NU, di Antara Tradisi Transendensi

14,693 kali dibaca

Nahdlatul Ulama (NU) adalah organisasi keagamaan terbesar di Indonesia. NU yang kemudian dapat diartikan sebagai “kebangkitan ulama” lahir atas dasar desakan kaum intelktual muslim (baca: ulama) terhadap fenomena munculnya paham yang menasbihkan pelarangan tradisi kaum sunni. Sebuah pemikiran yang ingin mengembalikan Islam pada ajaran murni, dan ingin berlepas dari tradisi ber-mazhab.

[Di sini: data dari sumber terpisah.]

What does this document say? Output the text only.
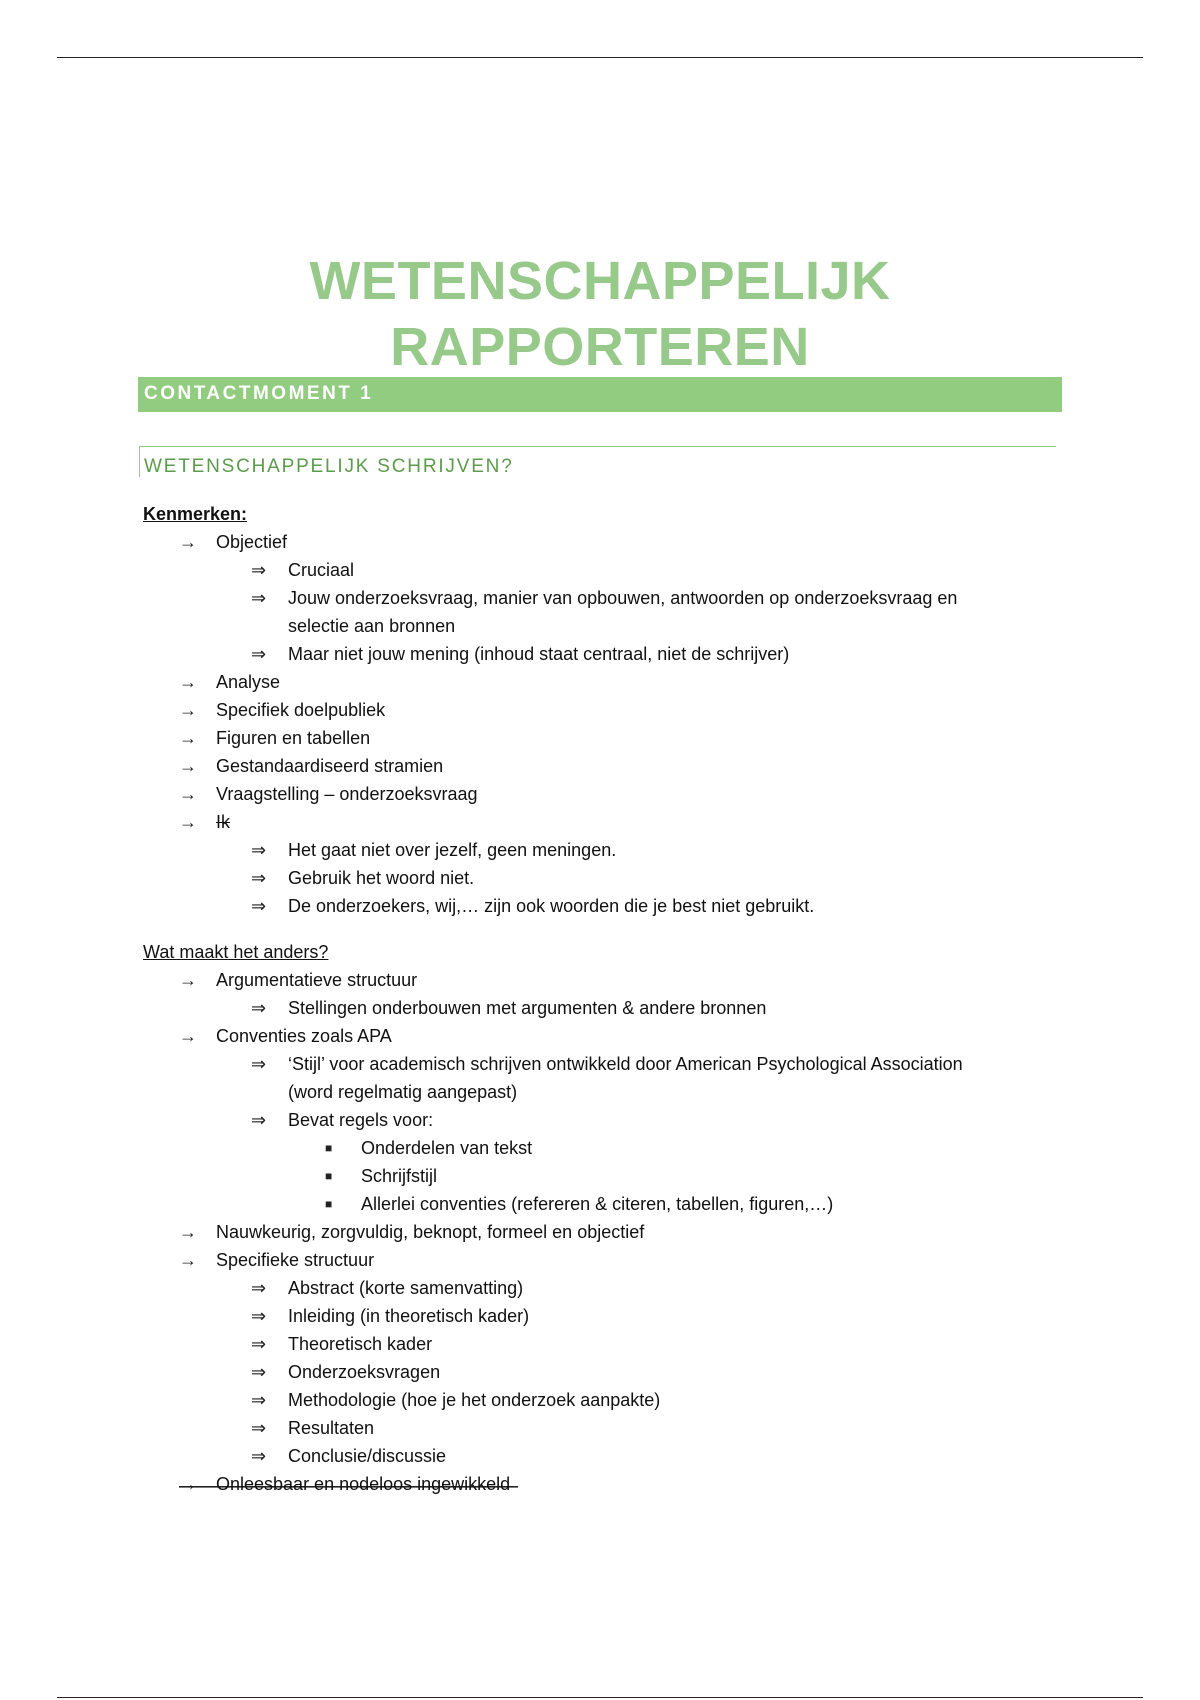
WETENSCHAPPELIJK
RAPPORTEREN
CONTACTMOMENT 1
WETENSCHAPPELIJK SCHRIJVEN?
Kenmerken:
→ Objectief
⇒ Cruciaal
⇒ Jouw onderzoeksvraag, manier van opbouwen, antwoorden op onderzoeksvraag en
selectie aan bronnen
⇒ Maar niet jouw mening (inhoud staat centraal, niet de schrijver)
→ Analyse
→ Specifiek doelpubliek
→ Figuren en tabellen
→ Gestandaardiseerd stramien
→ Vraagstelling – onderzoeksvraag
→ Ik
⇒ Het gaat niet over jezelf, geen meningen.
⇒ Gebruik het woord niet.
⇒ De onderzoekers, wij,… zijn ook woorden die je best niet gebruikt.
Wat maakt het anders?
→ Argumentatieve structuur
⇒ Stellingen onderbouwen met argumenten & andere bronnen
→ Conventies zoals APA
⇒ ‘Stijl’ voor academisch schrijven ontwikkeld door American Psychological Association
(word regelmatig aangepast)
⇒ Bevat regels voor:
■ Onderdelen van tekst
■ Schrijfstijl
■ Allerlei conventies (refereren & citeren, tabellen, figuren,…)
→ Nauwkeurig, zorgvuldig, beknopt, formeel en objectief
→ Specifieke structuur
⇒ Abstract (korte samenvatting)
⇒ Inleiding (in theoretisch kader)
⇒ Theoretisch kader
⇒ Onderzoeksvragen
⇒ Methodologie (hoe je het onderzoek aanpakte)
⇒ Resultaten
⇒ Conclusie/discussie
→ Onleesbaar en nodeloos ingewikkeld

Meskipun para ulama tetap menganut tradisi kekinian (kemajuan berpikir dan berikhtiar), namun kebiasaan kaum ulama salaf (terdahulu) masih tetap dipakai selama masih relevan. Sebuah ungkapan yang tidak asing lagi menjadi prinsip para ulama NU, al-muhafadhotu ‘ala qodimis sholih wal akhdzu bil jadidil ashlah, memelihara tradisi lama yang baik dan mengambil kebiasaan baru yang lebih baik.

Advertisements

Organisasi NU lahir pada tanggal 31 Januari 1926 di kota Surabaya. Rais Aam Suriyah NU yang pertama adalah KH Hasjim Asy’ari yang kemudian disebut-sebut sebagai pendiri organisasi keislaman ini. KH Hasjim Asy’ari kemudian menulis kitab Qanun Asasi (prinsip dasar) dan I’tiqad Ahlussunah wal Jama’ah‘ (pedoman Ahlussunah wal Jama’ah). Kedua kitab ini kemudian kmenjadi asas dalam amaliah keorganisasian.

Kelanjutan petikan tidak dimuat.